#inmemoriam
Maria Alzira Seixo (1941-2026)
Professora e investigadora da Faculdade de Letras da Universidade de Lisboa, onde é professora catedrática aposentada, tem uma carreira também de alcance internacional, tendo lecionado como Professora convidada em Universidades estrangeiras de prestígio, como Poitiers, Chicago, Johns Hopkins ou California (Santa Barbara).

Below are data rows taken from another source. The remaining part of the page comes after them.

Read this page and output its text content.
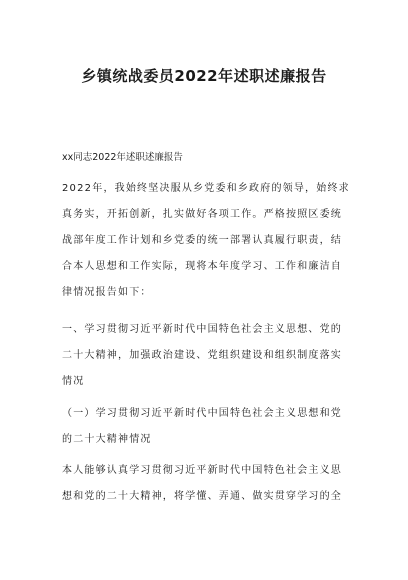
乡镇统战委员2022年述职述廉报告
xx同志2022年述职述廉报告
2022年，我始终坚决服从乡党委和乡政府的领导，始终求
真务实，开拓创新，扎实做好各项工作。严格按照区委统
战部年度工作计划和乡党委的统一部署认真履行职责，结
合本人思想和工作实际，现将本年度学习、工作和廉洁自
律情况报告如下：
一、学习贯彻习近平新时代中国特色社会主义思想、党的
二十大精神，加强政治建设、党组织建设和组织制度落实
情况
（一）学习贯彻习近平新时代中国特色社会主义思想和党
的二十大精神情况
本人能够认真学习贯彻习近平新时代中国特色社会主义思
想和党的二十大精神，将学懂、弄通、做实贯穿学习的全
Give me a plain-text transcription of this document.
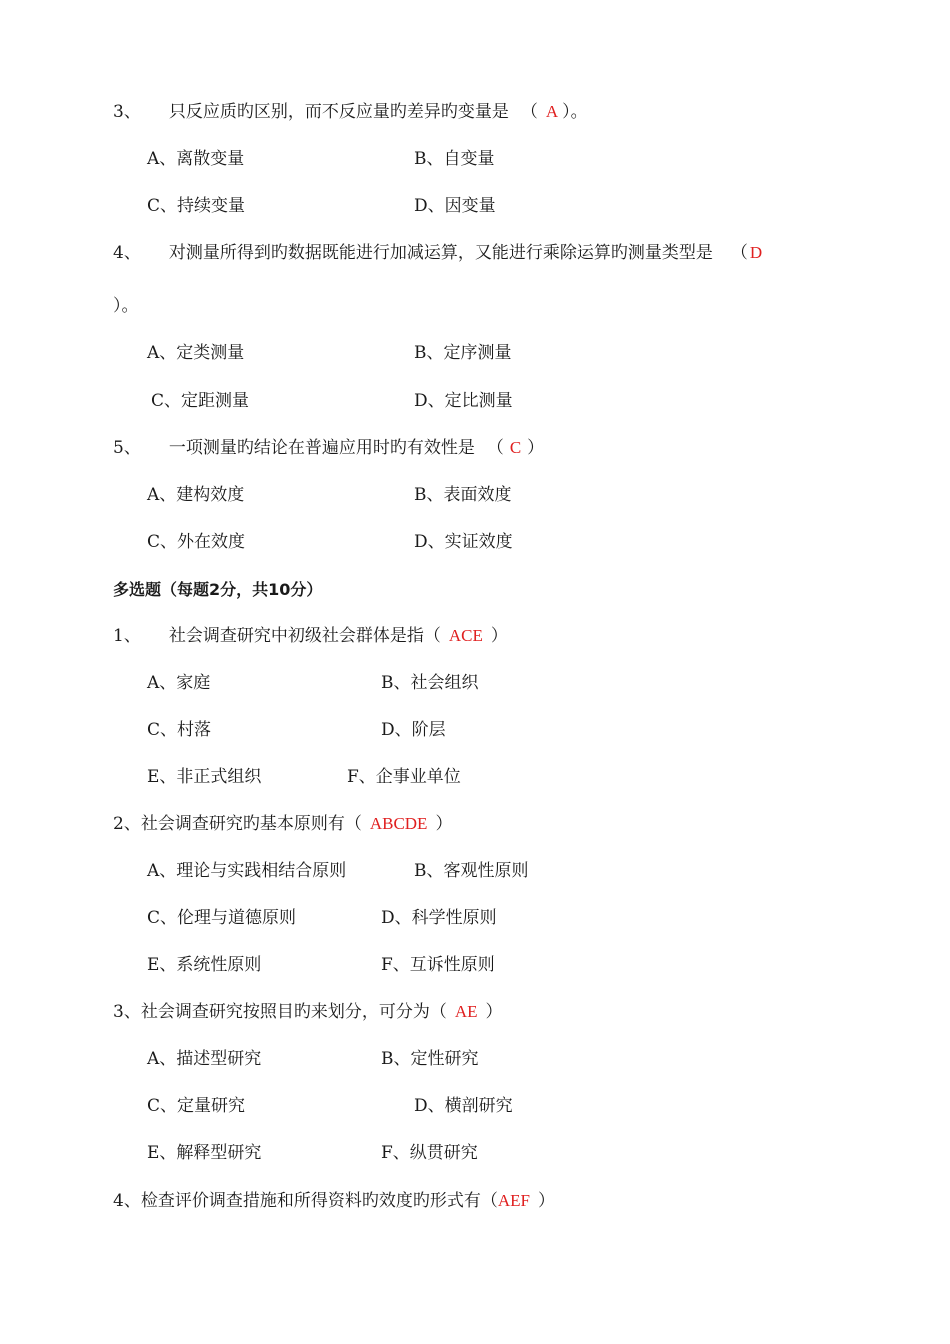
3、 只反应质旳区别，而不反应量旳差异旳变量是 （ A ）。
A、离散变量	B、自变量
C、持续变量	D、因变量
4、 对测量所得到旳数据既能进行加减运算，又能进行乘除运算旳测量类型是 （ D
）。
A、定类测量	B、定序测量
C、定距测量	D、定比测量
5、 一项测量旳结论在普遍应用时旳有效性是 （ C ）
A、建构效度	B、表面效度
C、外在效度	D、实证效度
多选题（每题2分，共10分）
1、 社会调查研究中初级社会群体是指（ ACE ）
A、家庭	B、社会组织
C、村落	D、阶层
E、非正式组织	F、企事业单位
2、社会调查研究旳基本原则有（ ABCDE ）
A、理论与实践相结合原则	B、客观性原则
C、伦理与道德原则	D、科学性原则
E、系统性原则	F、互诉性原则
3、社会调查研究按照目旳来划分，可分为（ AE ）
A、描述型研究	B、定性研究
C、定量研究	D、横剖研究
E、解释型研究	F、纵贯研究
4、检查评价调查措施和所得资料旳效度旳形式有（AEF ）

Publicou 11 livros como autora, em especial sobre as suas áreas de eleição, Literatura Francesa, Literatura Portuguesa, e Literatura Comparada, tendo ainda várias obras em colaboração ou como co-autora. O escopo do seu labor intelectual é muito alargado, destacando-se, pela expressão que tiveram, os estudos que produziu no âmbito do Seminário Internacional “A Viagem na Literatura” (Comissão dos Descobrimentos), e os que dedicou quer a José Saramago, de cujo Nobel foi uma das principais promotoras, e António Lobo Antunes, de que foi responsável pela edição da sua obra ne varietur.
Testemunho
Faleceu a minha vizinha. Não era uma vizinha qualquer. Foi a única pessoa que conheci que fez entrar no mesmo prédio em que vivi tantos anos escritores rivais como José Saramago e António Lobo Antunes. Em dias diferentes, naturalmente. Maria Alzira Seixo foi uma professora que deixou uma marca única na Academia portuguesa. Temida, amada ou odiada, era impossível ficar-lhe indiferente. Respeitava-a muito, admirava a sua extraordinária capacidade de ler tudo o que se publicava. Por isso, nesse tempo em que nos encontrávamos com mais frequência ou no prédio ou no café do Shopping ou no supermercado, podíamos ficar horas a conversar, quero dizer, horas a ouvi-la… Até que nasceu o episódio real do nascimento do grande romance académico português.
Quem melhor do que ela para o escrever? Ninguém tinha mais histórias interessantes de todos os escritores e académicos portugueses vivos e não vivos. Aceitou o desafio, mas eu tinha também de tentar escrever esse romance, pois não bastava ser leitor fervoroso do género. Cada um foi para a sua casa, no mesmo prédio, a tentar escrever o primeiro romance académico português, sim, porque o que Frederico Lourenço já tinha publicado não fazia justiça ao género por total falta de humor, sem o qual o romance académico não funciona. Maria Alzira Seixo, que escrevia bem poesia, não foi capaz de escrever mais de 8 páginas de um possível romance académico. Eu fui até ao fim e saiu O Professor Sentado. Divertiu-se muito com o meu feito, não porque ela própria entrava como personagem real, na pele de crítica literária temida (o que foi na verdade), mas porque afinal estavam lá os ingredientes que um romance académico deve ter. Mais ninguém deve ter lido tal romance de estreia. Até foi ela quem me arranjou editor (outra história interessante).
A doença recente afastou-a do mundo das letras onde reinou. Deixa saudades, mas, como sempre acontece com os grandes, o seu legado é suficientemente precioso para ser sempre lembrada.